Büyük bir kazadan ya da dünyanın herhangi bir ülkesindeki doğal afetten sonra, hayatta kalan insanlara mutlulukla karışık şaşırırız ya

Ben de sabah akşam İstanbul trafiğinde “Nasıl ölmedim ben ya?” deyip duruyordum. Daha geçen gün en ufak bir esintide uçmaya müsait bu bünyeye araba çarptı; sonra bir minibüs hızla, içinde bulunduğum arabayı sıyırdı geçti. Çılgınlar gibi eğleniyoruz değil mi gençler?

Mesela yolculuk esnasında pencereden dışarıyı seyretme zevki falan kalmadı. “Aha arabanın önüne atladı; aha çarptı.” Kalbimiz ağzımızda yolculuk yapıyoruz. Çünkü herkes ana caddeleri, duyduğu köy özlemiyle tarla falan sanıyor.

Katil ya da maktul olmak inan işten değil.

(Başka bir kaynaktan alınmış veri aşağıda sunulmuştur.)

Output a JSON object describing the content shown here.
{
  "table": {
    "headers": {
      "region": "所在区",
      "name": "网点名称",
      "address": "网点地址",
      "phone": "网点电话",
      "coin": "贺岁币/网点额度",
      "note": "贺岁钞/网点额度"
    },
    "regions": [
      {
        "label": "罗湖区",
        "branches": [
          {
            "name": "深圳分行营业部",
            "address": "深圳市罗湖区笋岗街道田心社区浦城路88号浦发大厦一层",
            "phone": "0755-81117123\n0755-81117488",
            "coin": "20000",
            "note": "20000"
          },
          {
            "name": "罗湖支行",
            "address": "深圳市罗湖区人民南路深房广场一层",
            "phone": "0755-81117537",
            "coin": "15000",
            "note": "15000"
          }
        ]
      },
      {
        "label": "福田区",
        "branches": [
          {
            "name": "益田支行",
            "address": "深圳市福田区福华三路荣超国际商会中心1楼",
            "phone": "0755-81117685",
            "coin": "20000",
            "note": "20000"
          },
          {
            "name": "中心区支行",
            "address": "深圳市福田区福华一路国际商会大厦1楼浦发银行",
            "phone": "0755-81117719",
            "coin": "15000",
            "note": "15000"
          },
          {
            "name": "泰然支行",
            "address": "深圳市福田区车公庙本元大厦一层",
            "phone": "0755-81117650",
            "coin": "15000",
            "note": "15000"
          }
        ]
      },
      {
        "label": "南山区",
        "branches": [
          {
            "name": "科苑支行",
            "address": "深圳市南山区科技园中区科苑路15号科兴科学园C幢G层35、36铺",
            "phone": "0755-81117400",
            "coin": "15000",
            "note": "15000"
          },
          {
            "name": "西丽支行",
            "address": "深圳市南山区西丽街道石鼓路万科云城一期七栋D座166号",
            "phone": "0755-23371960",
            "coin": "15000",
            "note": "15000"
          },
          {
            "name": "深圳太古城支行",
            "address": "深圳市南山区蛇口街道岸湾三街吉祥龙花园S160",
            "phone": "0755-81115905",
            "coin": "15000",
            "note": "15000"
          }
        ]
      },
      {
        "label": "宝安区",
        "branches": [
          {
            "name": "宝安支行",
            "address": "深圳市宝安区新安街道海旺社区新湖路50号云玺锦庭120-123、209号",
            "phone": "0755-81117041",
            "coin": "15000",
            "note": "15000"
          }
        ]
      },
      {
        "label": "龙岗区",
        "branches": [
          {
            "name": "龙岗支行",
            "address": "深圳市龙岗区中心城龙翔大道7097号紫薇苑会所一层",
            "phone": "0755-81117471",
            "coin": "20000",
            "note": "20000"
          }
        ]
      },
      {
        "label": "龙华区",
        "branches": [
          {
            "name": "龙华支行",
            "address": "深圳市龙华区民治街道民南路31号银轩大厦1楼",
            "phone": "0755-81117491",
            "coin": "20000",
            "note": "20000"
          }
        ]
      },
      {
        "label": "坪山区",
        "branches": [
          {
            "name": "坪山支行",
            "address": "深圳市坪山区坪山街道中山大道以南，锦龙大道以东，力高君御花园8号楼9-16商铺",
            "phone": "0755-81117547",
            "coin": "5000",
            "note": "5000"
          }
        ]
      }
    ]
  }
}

Hani var ya tutamazsın da kendini üst geçit falan dinlemeden...

Bir ümitle ya geçersem karşıya dersin hep,

Bile bile yasak olduğunu

*Bu dörtlüğü lütfen Sezen’den "Bile Bile" şarkısı bestesiyle okuyalım, birkaç kelime dışarı taşıyor farkındayım.

3 Temmuz 2010 Cumartesi

Yağmur ya da Yağmur

Aylar önceki “Çok doldum, çok bulantı oldu; kusmayı bekliyorum” notuma ithafen

Kimi zaman öyle talan olur ki içiniz, her şeyin adı unutulur, düşünce yok olur. Bulutlar göz hizanızda yeryüzüne iner, bu yüzden hep sislidir o vakitler. Birkaç eşin dostun sesi sizin dağlarınıza çarpar, yankı olur. Bu taraftan hiç cevap gitmez.

Alev alan tarihi bir binanın cayır cayır yanışını seyretmek gibi. Düşen bir iki damla yaş hep az gelir söndürmeye. Buna rağmen bilinir ki kimyasal reaksiyon gerekir.

İtfaiye gecikmez, hiç yola çıkmamıştır çünkü.Karlar da hiç düşmemiştir

(Bina çıra gibi yanar) Sonra bütün mahalleyi siz ateşe verirsiniz.

ve geriye hep küller kalır..

-Bütün o cümbüş bu küller içindi-

İşte o zaman bir fırtına çıkar, siz uçuşan küller içinde bağdaş kurup hikayeler anlatmaya başlarsınız. Hikayeler her bir kül zerresine tutturulmuş vaziyette uçar gider ve her bir yer sizin küçük seslerinizle dolar. Bulantılar geçer, yağmur tekrar gökyüzünden yağmaya başlar.

......

Bugün bu şehirde, yağmur taa yukarıdan şakır şakır avuçlarıma yağıyor.